Mieszkaniec Działdowa stał się ofiarą oszustwa, tracąc znaczną kwotę 5000 złotych na zakup i montaż systemu fotowoltaicznego. Osoba podająca się za przedstawiciela firmy, która miała zająć się instalacją, pobrała zaliczkę, po czym zniknęła bez śladu. Pokrzywdzony zgłosił incydent na policję, alarmując tym samym o zagrożeniu związanym z tego typu oszustwami.

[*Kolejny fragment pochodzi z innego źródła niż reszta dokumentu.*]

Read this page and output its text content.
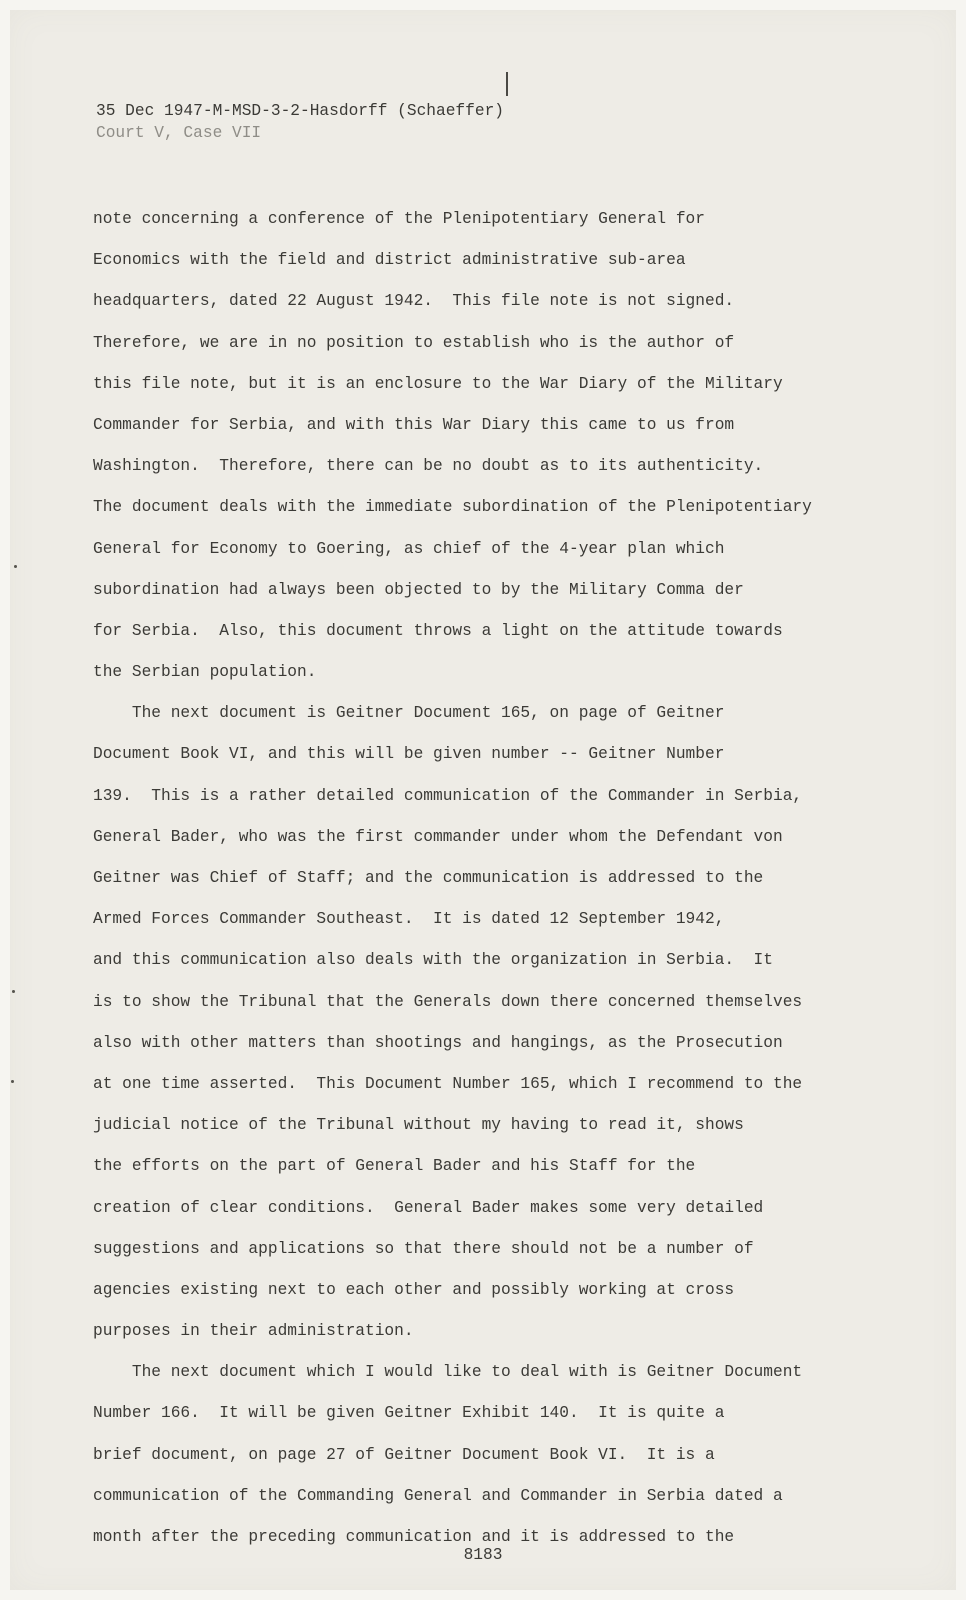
35 Dec 1947-M-MSD-3-2-Hasdorff (Schaeffer)
Court V, Case VII
note concerning a conference of the Plenipotentiary General for
Economics with the field and district administrative sub-area
headquarters, dated 22 August 1942.  This file note is not signed.
Therefore, we are in no position to establish who is the author of
this file note, but it is an enclosure to the War Diary of the Military
Commander for Serbia, and with this War Diary this came to us from
Washington.  Therefore, there can be no doubt as to its authenticity.
The document deals with the immediate subordination of the Plenipotentiary
General for Economy to Goering, as chief of the 4-year plan which
subordination had always been objected to by the Military Comma der
for Serbia.  Also, this document throws a light on the attitude towards
the Serbian population.
The next document is Geitner Document 165, on page of Geitner
Document Book VI, and this will be given number -- Geitner Number
139.  This is a rather detailed communication of the Commander in Serbia,
General Bader, who was the first commander under whom the Defendant von
Geitner was Chief of Staff; and the communication is addressed to the
Armed Forces Commander Southeast.  It is dated 12 September 1942,
and this communication also deals with the organization in Serbia.  It
is to show the Tribunal that the Generals down there concerned themselves
also with other matters than shootings and hangings, as the Prosecution
at one time asserted.  This Document Number 165, which I recommend to the
judicial notice of the Tribunal without my having to read it, shows
the efforts on the part of General Bader and his Staff for the
creation of clear conditions.  General Bader makes some very detailed
suggestions and applications so that there should not be a number of
agencies existing next to each other and possibly working at cross
purposes in their administration.
The next document which I would like to deal with is Geitner Document
Number 166.  It will be given Geitner Exhibit 140.  It is quite a
brief document, on page 27 of Geitner Document Book VI.  It is a
communication of the Commanding General and Commander in Serbia dated a
month after the preceding communication and it is addressed to the
8183
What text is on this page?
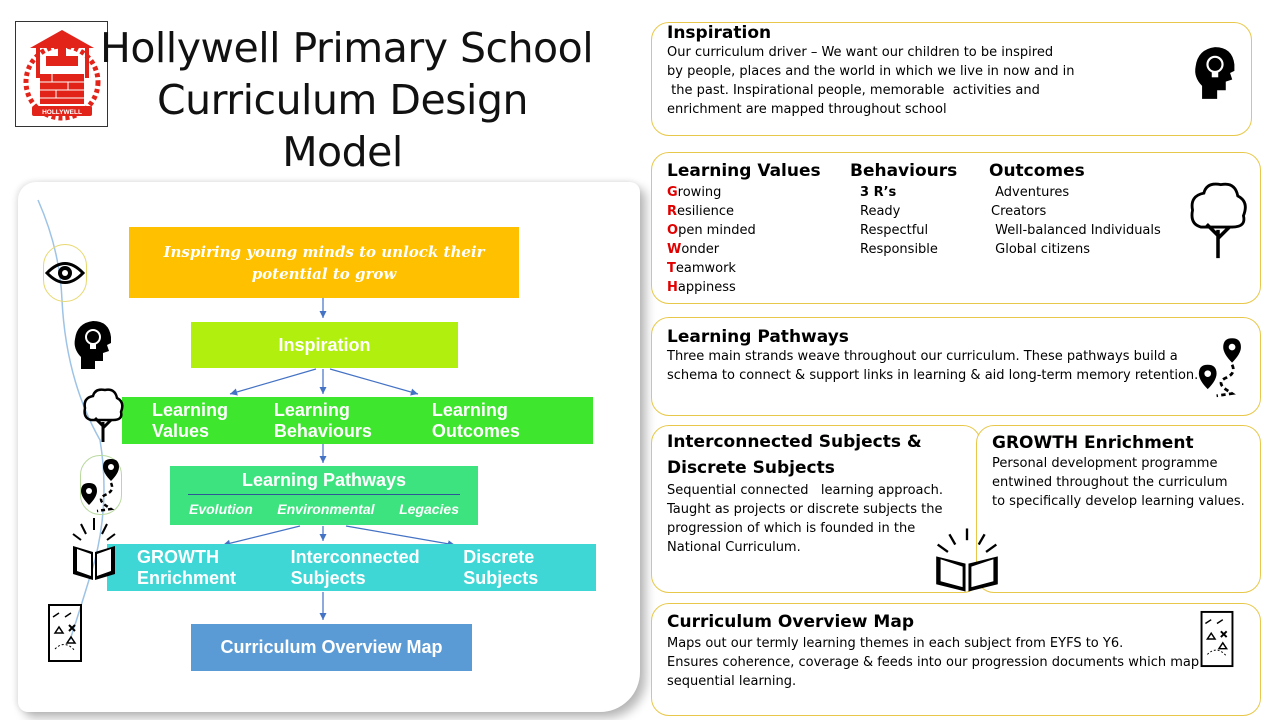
HOLLYWELL
Hollywell Primary School
Curriculum Design
Model
Inspiring young minds to unlock their potential to grow
Inspiration
Learning Values
Learning Behaviours
Learning Outcomes
Learning Pathways
Evolution Environmental Legacies
GROWTH Enrichment
Interconnected Subjects
Discrete Subjects
Curriculum Overview Map
Inspiration
Our curriculum driver – We want our children to be inspired
by people, places and the world in which we live in now and in
the past. Inspirational people, memorable  activities and
enrichment are mapped throughout school
Learning Values
Growing
Resilience
Open minded
Wonder
Teamwork
Happiness
Behaviours
3 R’s
Ready
Respectful
Responsible
Outcomes
Adventures
Creators
Well-balanced Individuals
Global citizens
Learning Pathways
Three main strands weave throughout our curriculum. These pathways build a
schema to connect & support links in learning & aid long-term memory retention.
Interconnected Subjects &
Discrete Subjects
Sequential connected   learning approach.
Taught as projects or discrete subjects the
progression of which is founded in the
National Curriculum.
GROWTH Enrichment
Personal development programme
entwined throughout the curriculum
to specifically develop learning values.
Curriculum Overview Map
Maps out our termly learning themes in each subject from EYFS to Y6.
Ensures coherence, coverage & feeds into our progression documents which map
sequential learning.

Incydent miał miejsce, gdy 76-letni mężczyzna zdecydował się na instalację paneli słonecznych. W trakcie negocjacji z rzekomym sprzedawcą złożył zaliczkę w wysokości 5000 złotych. Po pewnym czasie, gdy oczekiwał na telefon w sprawie montażu, doszło do trudności w kontakcie, ponieważ telefon przedstawiciela okazał się nieaktywny. Tym samym senior postanowił zgłosić sprawę Policji, stając się świadkiem niebezpieczeństw związanych z oszustwami na rynku usług fotowoltaicznych.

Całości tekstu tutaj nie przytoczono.